PHOENIX — A judge upheld the levy on hospitals for Medicaid expansion as legal on Wednesday, preserving health care for some 350,000 Arizonans — at least for the time being.
Maricopa County Superior Court Judge Douglas Gerlach rejected arguments by legislative foes of the expansion that the levy that is financing the expansion is actually a tax. Instead, he accepted arguments by attorneys for the Arizona Health Care Cost Containment System, the state’s Medicaid program, that it fits the definition of an assessment because it was levied by the AHCCCS director and not lawmakers themselves.
That distinction is critical.
The Arizona Constitution requires a two-thirds vote of both the House and Senate to increase taxes. The 2013 measure, pushed through by Jan Brewer when she was governor, did not get that margin.
Had Gerlach decided otherwise, the $270 million in state dollars used to fund the expansion would have gone away. That, in turn, would have stopped the flow of federal dollars available through the Affordable Care Act, forcing the state to kick those 350,000 people who have been added since the expansion took effect off the rolls.
Wednesday’s ruling is unlikely to be the last word. Senate Majority Leader Steve Yarbrough, R-Chandler, who opposed Medicaid expansion and was one of the plaintiffs in the lawsuit, said an appeal is all but certain.
And Yarbrough said it is legally irrelevant if a higher court sides with him and hundreds of thousands of people lose health care. He said that’s not the issue.
“It was never, ever, in my mind about the folks who were being funded or not,” he said. “It was simply about what the constitution says and what it contemplates.”
But House Minority Leader Eric Meyer, D-Paradise Valley, countered that Wednesday’s ruling is about real people. And he cheered the decision.
“It’s good news for the Arizona citizens that now have health care in our state that had gone uncovered for years,” he said. And Meyer said the alternative is not acceptable.
“I practiced emergency medicine,” he said.
“All those patients came to the ER without insurance,” Meyer continued. “Now they have physicians they can go to in the community.”
Gov.
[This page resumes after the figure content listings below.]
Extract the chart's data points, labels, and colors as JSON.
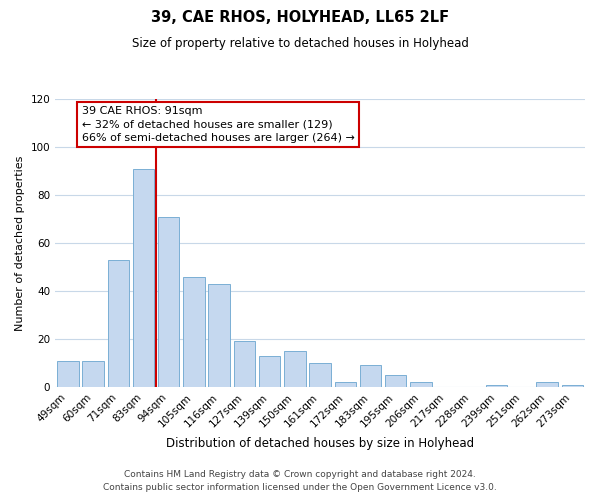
{
  "title": "39, CAE RHOS, HOLYHEAD, LL65 2LF",
  "subtitle": "Size of property relative to detached houses in Holyhead",
  "xlabel": "Distribution of detached houses by size in Holyhead",
  "ylabel": "Number of detached properties",
  "bar_labels": [
    "49sqm",
    "60sqm",
    "71sqm",
    "83sqm",
    "94sqm",
    "105sqm",
    "116sqm",
    "127sqm",
    "139sqm",
    "150sqm",
    "161sqm",
    "172sqm",
    "183sqm",
    "195sqm",
    "206sqm",
    "217sqm",
    "228sqm",
    "239sqm",
    "251sqm",
    "262sqm",
    "273sqm"
  ],
  "bar_values": [
    11,
    11,
    53,
    91,
    71,
    46,
    43,
    19,
    13,
    15,
    10,
    2,
    9,
    5,
    2,
    0,
    0,
    1,
    0,
    2,
    1
  ],
  "bar_color": "#c5d8ef",
  "bar_edge_color": "#7aafd4",
  "reference_line_color": "#cc0000",
  "ylim": [
    0,
    120
  ],
  "yticks": [
    0,
    20,
    40,
    60,
    80,
    100,
    120
  ],
  "annotation_title": "39 CAE RHOS: 91sqm",
  "annotation_line2": "← 32% of detached houses are smaller (129)",
  "annotation_line3": "66% of semi-detached houses are larger (264) →",
  "annotation_box_facecolor": "#ffffff",
  "annotation_box_edgecolor": "#cc0000",
  "footnote1": "Contains HM Land Registry data © Crown copyright and database right 2024.",
  "footnote2": "Contains public sector information licensed under the Open Government Licence v3.0.",
  "background_color": "#ffffff",
  "grid_color": "#c8d8e8",
  "title_fontsize": 10.5,
  "subtitle_fontsize": 8.5,
  "xlabel_fontsize": 8.5,
  "ylabel_fontsize": 8.0,
  "tick_fontsize": 7.5,
  "annotation_fontsize": 8.0,
  "footnote_fontsize": 6.5
}
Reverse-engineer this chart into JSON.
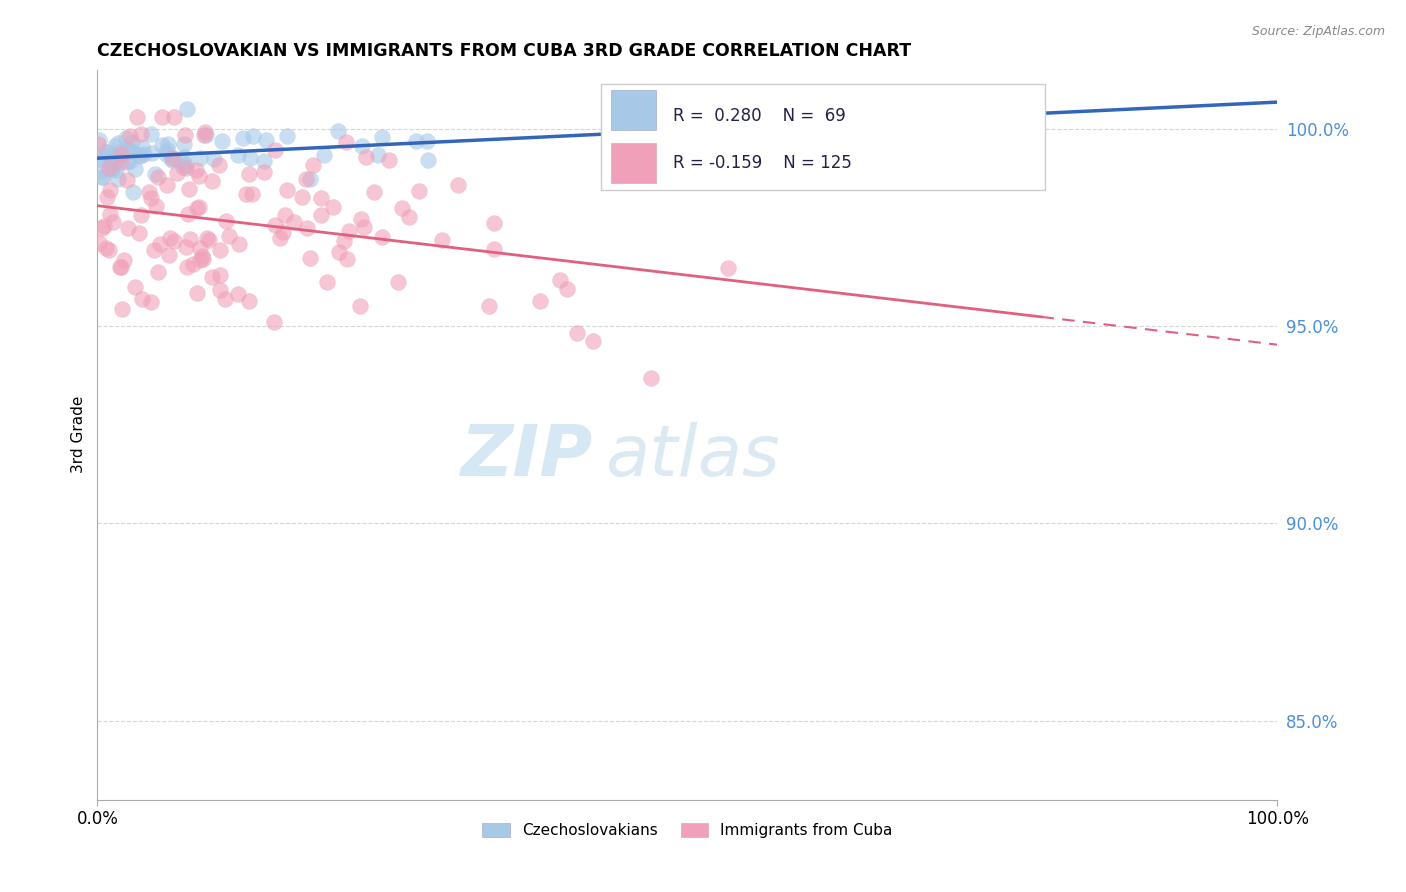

Doug Ducey opposed Medicaid expansion while he was state treasurer. On Wednesday he said he had not read the decision.
“I’ve been outspoken that I think Obamacare is a monumental disaster and a real failure,” referring to the Affordable Care Act the way it is often referred to by foes. “But if the courts have made that decision, we’ll follow the law.”
Goldwater Institute attorney Christina Sandefur, who represents lawmakers who challenged the levy, said Wednesday’s ruling, unless overturned, sets a bad precedent. She said it allows a simple majority of lawmakers to empower an “unelected administrator” to impose a new levy, “even though the Legislature would need a supermajority to impose that same levy itself.”
At the heart of the fight is a 2004 voter-approved law that requires AHCCCS to provide free care to virtually everyone below the federal poverty level.
In 2011, however, Brewer and state lawmakers opted not to provide coverage for single adults as a method of balancing the budget. Efforts to challenge that decision were rebuffed by the courts.
But two years later, after Congress approved the Affordable Care Act, Brewer figured she could leverage those federal dollars to restore coverage for the 60,000 single adults who had since been cut.
There was one problem, though: To qualify for the new federal dollars, Arizona had to expand its coverage to everyone up to 138 percent of the federal poverty level, about $27,000 a year for a family of three. And while the feds picked up some of that burden, there was still a cost to the state.
The Brewer-crafted law allowed AHCCCS director Tom Betlach to levy what she called an “assessment” on hospitals to pay that share. And the hospitals went along after Betlach promised to craft it so that every hospital chain would actually make more by having patients with insurance than what they were paying.
Greg Vigdor, president of the Arizona Hospital and Healthcare Association, acknowledged as much in a statement praising Wednesday’s ruling and saying facilities have benefited from the program.
“Before this legislation, many hospitals — especially smaller facilities and those in low-income areas —were teetering under the weight of emergency medical care provided to individuals with no insurance or ability to pay,” Vigdor said. By contrast, he said the costs of “uncompensated care” for the first half of 2015 is 40 percent less than the same period in 2013.
The plan was approved when Brewer got a handful of Republicans to vote with all the Democrats. But the margin was less than two-thirds, meaning that if the levy were a tax, there were enough votes to block it.
Brewer initially tried to kill the lawsuit by arguing only those affected could sue, meaning the hospitals. She said it was irrelevant that they were not interested in doing so, given the financial benefit they reaped.
But the Arizona Supreme Court said the dissident lawmakers also could mount a challenge. The justices said if this proved to be a tax, then their votes — and their ability to have stopped the levy — was unconstitutionally taken away.